App herunterladen
3.08% I'M A CANNIBAL / Chapter 8: I am a Killer 4

Kapitel 8: I am a Killer 4

[ KISAH INI TERDAPAT UNSUR KEKERASAN DAN PEMBUNUHAN. DILARANG KERAS UNTUK DITIRU ]

BUG!

What? Ada apa dengan anak ini? Kenapa tiba-tiba dia menonjok wajahku? Aku pun memasang wajah kesalku. "Kalian ini kenapa sih? Gua kan gak ngelakuin apa-apa sama kalian," tanyaku. Mereka semua tersenyum sinis.

"Lu gak usah pura-pura bego, Rio. Kita tahu apa yang lu lakuin sama Alvin," kata Nathan. Aku melebarkan mataku. Mereka tahu? Mbbbfftt! Tahu apa mereka tentang apa yang ku lakukan kepada boss mereka itu? Ckckck.

"Maksud kalian?" tanyaku pura-pura tidak mengerti.

BUG!

"JANGAN PURA-PURA, RIO! GUA TAHU LU NGEBUNUH ALVIN. IYA KAN?" teriak Lee begitu keras setelah menonjok wajahku. Aku menutup mataku karena saking kerasnya ia berteriak. Mungkin teriakan itu hampir memecahkan gendang telingaku.

"Maksud kalian apa? Gu–"

BUG! BUG! BUG!

"Uhuk … uhuk … uhuk .…" Aku terbatuk-batuk sambil menunduk saat darah merah kental keluar dari mulutku. Lee menendang perutku beberapa kali hingga aku muntah darah seperti ini. Sial! Tendangan dia sangat menyakitkan.

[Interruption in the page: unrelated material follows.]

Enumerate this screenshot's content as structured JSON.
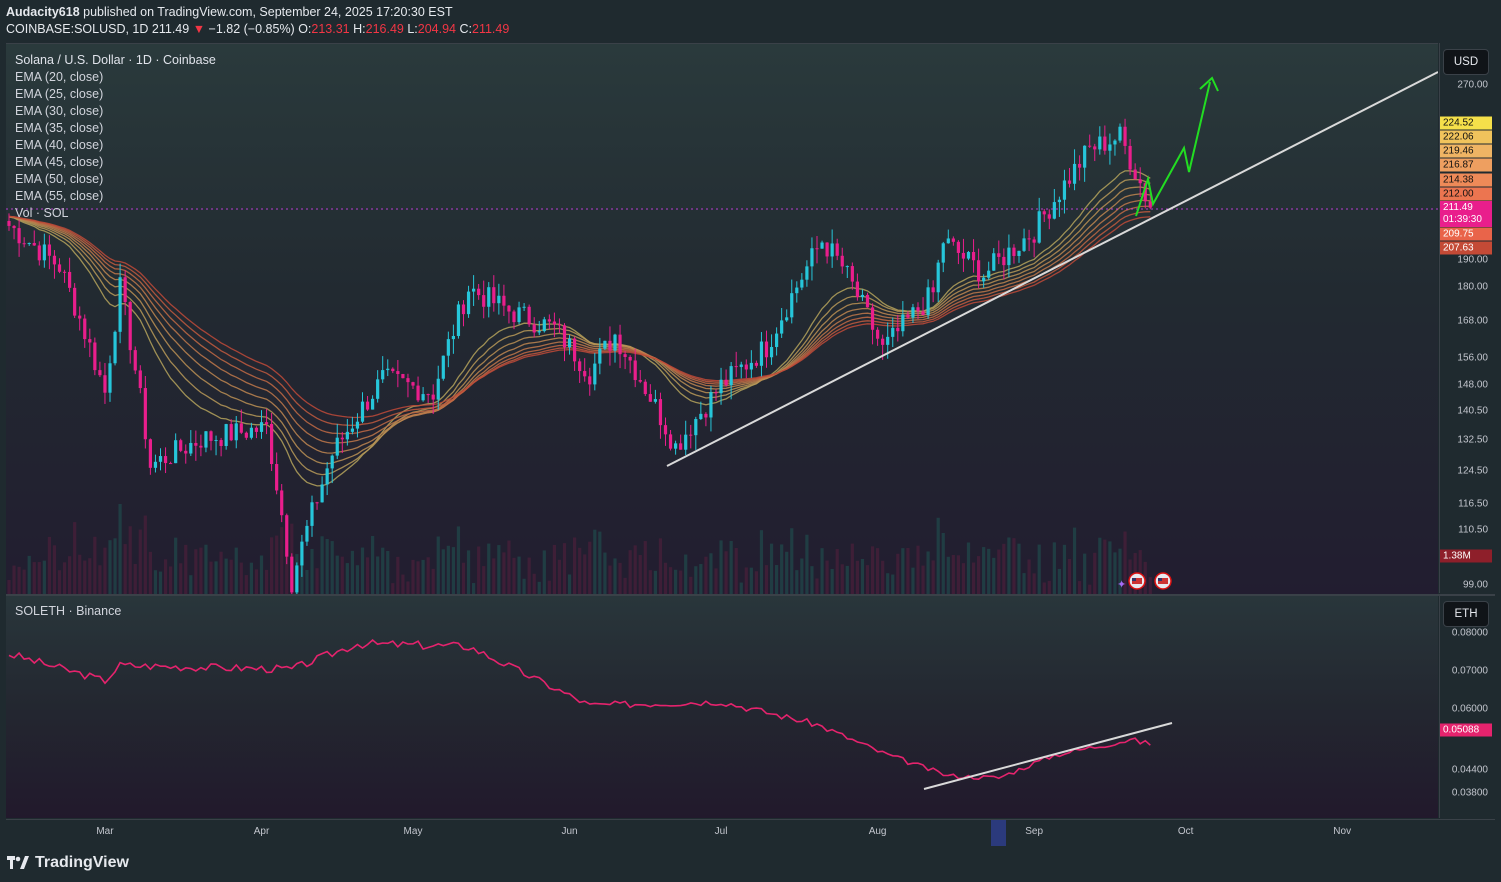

"Kalau lu gak jujur, jangan harap lu bakalan lihat dunia lagi, Rio!" ancam Nathan. Aku terkekeh.

"Lu ngancam gua? Apa menurut lu gua takut sama ancaman lu itu? Hh! Gak sama sekali, Nathan!" balasku sambil meliriknya tajam.

"Lu bener-bener cari mati ya? Oke! Sekarang pilih, lu mau jujur apa mau mati?" tanya Nathan. Aku tersenyum sinis di balik tundukkanku.

"Kalau pun gua jujur lu pasti akan ngebunuh gua. Iya kan?" tanyaku balik. Ku lihat ketiga wajah itu memasang wajah menahan amarah. Cih! Begitu saja sudah memasang tampang marah, bagaimana jika aku memberi tahu kebenarannya?

"Halah banyak omong lu!"

BUG! BUG! BUG!

Aku dihajar oleh ketiga preman ini. Ku rasa wajahku sekarang sudah babak belur. Rasanya sangat menyakitkan. Belum lagi mereka membuatku kembali muntah darah akibat tendangan tepat di perut.

"Jawab!" tegas Nathan sambil menarik kerah seragamku dengan kasar, bahkan bisa dibilang ia hampir mencekikku. Aku menatapnya datar.

"Gua tanya, apa kalian punya bukti?"

"Bukti apa? Lee udah lihat sendiri kalau dia lihat lu sama Alvin malam itu," kata Nathan. Hah? Lee melihatku bersama Alvin?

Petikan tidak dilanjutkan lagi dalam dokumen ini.